After I push myViewController onto the navigation stack I make a simple network request for some data that populates a few fields on myViewController. I don't want this request to block the main thread so I make it using performSelectorInBackground . When the request returns I use performSelectorOnMainThread to update the UI.

This approach works fine except for abandoning the request. Say the user pushes the view controller, the network request starts, then the user immediately pops the view controller and does something else in the app. In this case the network request comes back to a non-existent object. How can I handle this case?

I've considered a more robust networking layer where each request has a delegate the handles the response. Using this architecture I could nil out the delegate when the view controller is popped hence avoiding the problem of the request returning to nothing. I'm not sure if this is the best way to go.

I don't want this request to block the main thread so I make it using performSelectorInBackground.

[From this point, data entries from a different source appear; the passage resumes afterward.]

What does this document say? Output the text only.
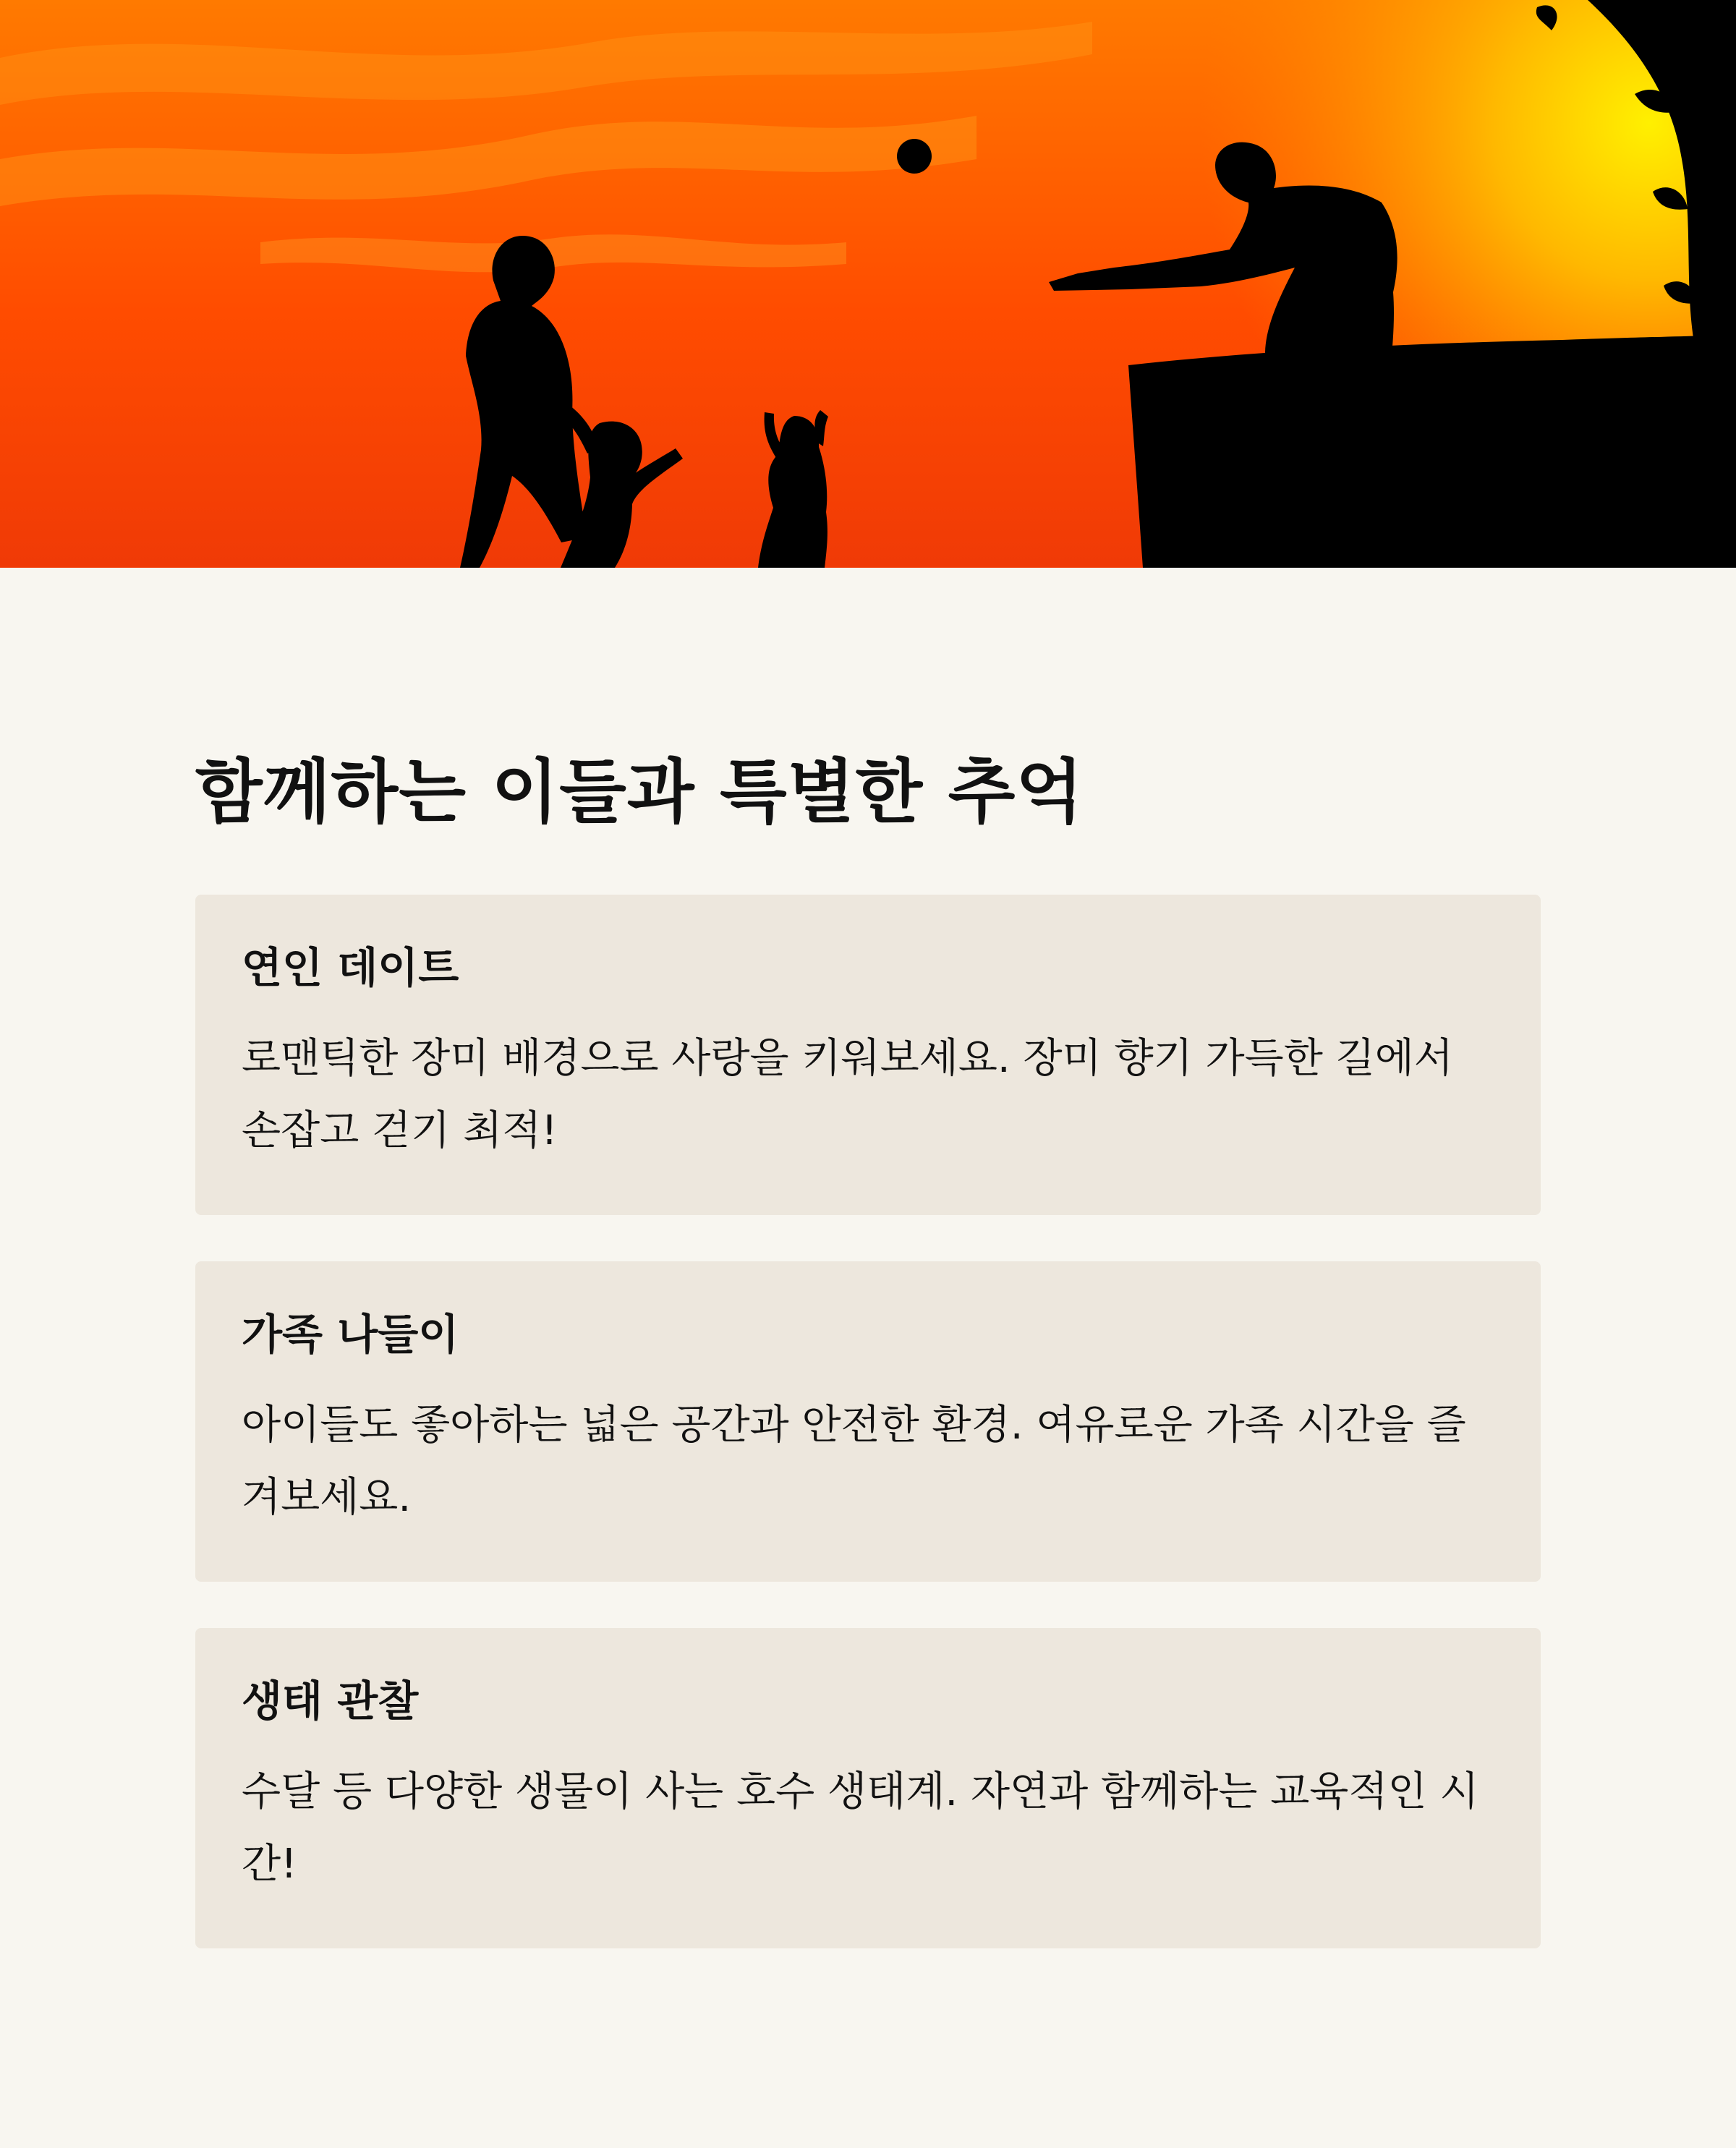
함께하는 이들과 특별한 추억
연인 데이트

로맨틱한 장미 배경으로 사랑을 키워보세요. 장미 향기 가득한 길에서 손잡고 걷기 최적!

가족 나들이

아이들도 좋아하는 넓은 공간과 안전한 환경. 여유로운 가족 시간을 즐겨보세요.

생태 관찰

수달 등 다양한 생물이 사는 호수 생태계. 자연과 함께하는 교육적인 시간!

So you're making a synchronous request -- one that'll block the thread that it's running on. Instead of doing that, make the request asynchronous using, for example, +[NSURLConnection sendAsynchronousRequest:queue:completionHandler:] . You can then make the request from whatever thread you like, including the main thread -- no need for -performSelectorInBackground: . When the connection changes state, your delegate will be notified using the NSURLConnectionDelegate protocol. This way, you can send a -cancel message to the connection to stop it.